The returned data.frame is invisible.
Examples
x<-torch::torch_randn(3,2)
b <- torch::torch_rand(2)
y <- torch::torch_matmul(x,b)
train_data <- torch::tensor_dataset(x,y)
train_loader <- torch::dataloader(train_data,batch_size = 3,shuffle=FALSE)
problem<-'regression'
sizes <- c(2,1,1)
inclusion_priors <-c(0.9,0.2)
inclusion_inits <- matrix(rep(c(-10,10),2),nrow = 2,ncol = 2)
stds <- c(1.0,1.0)
model <- LBBNN_Net(problem,sizes,inclusion_priors,stds,inclusion_inits,flow = FALSE,
input_skip = TRUE)
train_LBBNN(epochs = 1,LBBNN = model, lr = 0.01,train_dl = train_loader)
summary(model)
Train an instance of LBBNN_Net.
Description
Function that for each epoch iterates through each mini-batch, computing the loss and using back-propagation to update the network parameters.
Usage
train_LBBNN(
epochs,
LBBNN,
lr,
train_dl,
device = "cpu",
scheduler = NULL,
sch_step_size = NULL
)
Arguments
epochs |
integer, total number of epochs to train for, where one epoch is a pass through the entire training dataset (all mini batches). |
LBBNN |
An instance of |
lr |
numeric, the learning rate to be used in the Adam optimizer. |
train_dl |
An instance of |
device |
the device to be trained on. Default is 'cpu', also accepts 'gpu' or 'mps'. |
scheduler |
A torch learning rate scheduler object. Can be used to decay learning rate for better convergence, currently only supports 'step'. |
sch_step_size |
Where to decay if using |
Value
a list containing the losses and accuracy (if classification) and density for each epoch during training. For comparisons sake we show the density with and without active paths.

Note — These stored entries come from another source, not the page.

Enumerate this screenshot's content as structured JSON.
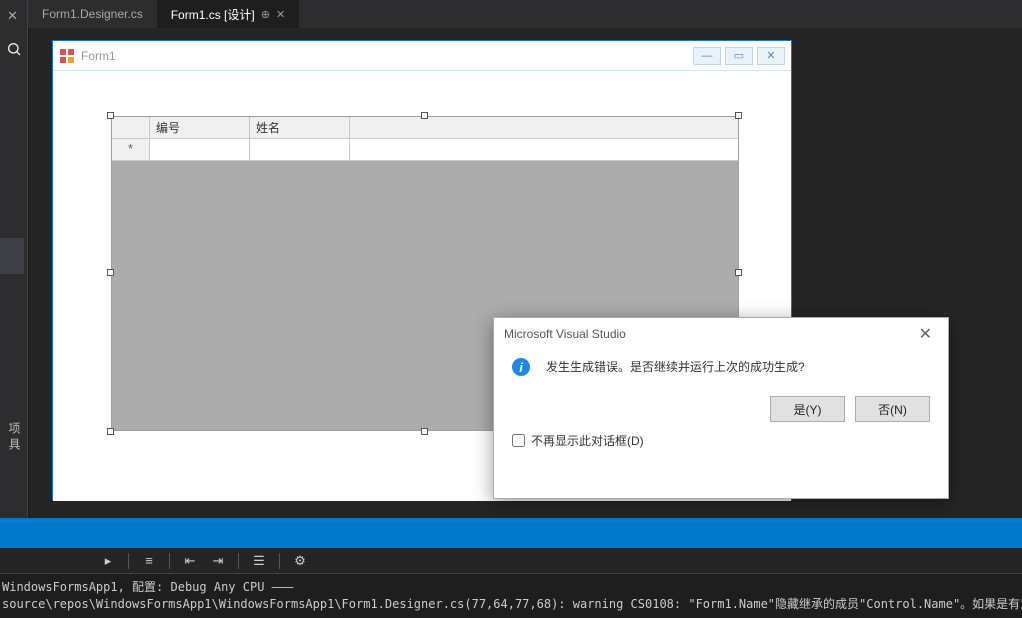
{
  "tabs": [
    {
      "label": "Form1.Designer.cs",
      "active": false
    },
    {
      "label": "Form1.cs [设计]",
      "active": true
    }
  ],
  "sidebar": {
    "vtext": "项具"
  },
  "form": {
    "title": "Form1",
    "columns": [
      "编号",
      "姓名"
    ],
    "new_row_marker": "*"
  },
  "dialog": {
    "title": "Microsoft Visual Studio",
    "message": "发生生成错误。是否继续并运行上次的成功生成?",
    "yes": "是(Y)",
    "no": "否(N)",
    "checkbox": "不再显示此对话框(D)"
  },
  "output": {
    "line1": "WindowsFormsApp1, 配置: Debug Any CPU ———",
    "line2": "source\\repos\\WindowsFormsApp1\\WindowsFormsApp1\\Form1.Designer.cs(77,64,77,68): warning CS0108: \"Form1.Name\"隐藏继承的成员\"Control.Name\"。如果是有意隐藏，请使用关键字 ne"
  }
}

A list with elements (returned invisibly):
- accs
Vector of accuracy per epoch (classification only).
- loss
Vector of average loss per epoch.
- density
Vector of network densities per epoch.
Examples
x<-torch::torch_randn(3,2)
b <- torch::torch_rand(2)
y <- torch::torch_matmul(x,b)
train_data <- torch::tensor_dataset(x,y)
train_loader <- torch::dataloader(train_data,batch_size = 3,shuffle=FALSE)
problem<-'regression'
sizes <- c(2,1,1)
inclusion_priors <-c(0.9,0.2)
inclusion_inits <- matrix(rep(c(-10,10),2),nrow = 2,ncol = 2)
stds <- c(1.0,1.0)
model <- LBBNN_Net(problem,sizes,inclusion_priors,stds,inclusion_inits,flow = FALSE)
output <- train_LBBNN(epochs = 1,LBBNN = model, lr = 0.01,train_dl = train_loader)
Validate a trained LBBNN model.
Description
Computes metrics on a validation dataset without computing gradients.
Supports model averaging (recommended) by sampling from the variational posterior (num_samples > 1)
to improve predictions. Returns metrics for both the full model and the sparse model.
Usage
validate_LBBNN(LBBNN, num_samples, test_dl, device = "cpu")
Arguments
LBBNN |
An instance of a trained |
num_samples |
integer, the number of samples from the variational posterior to be used for model averaging. |
test_dl |
An instance of |
device |
The device to perform validation on. Default is 'cpu'; other options include 'gpu' and 'mps'. |
Value
A list containing the following elements:
- accuracy_full_model
Classification accuracy of the full (dense) model (if classification).
- accuracy_sparse
Classification accuracy using only weights in active paths (if classification).
- validation_error
Root mean squared error for the full model (if regression).
- validation_error_sparse
Root mean squared error using only weights in active paths (if regression).
- density
Proportion of weights with posterior inclusion probability > 0.5 in the whole network.
- density_active_path
Proportion of weights with inclusion probability > 0.5 after removing weights not in active paths.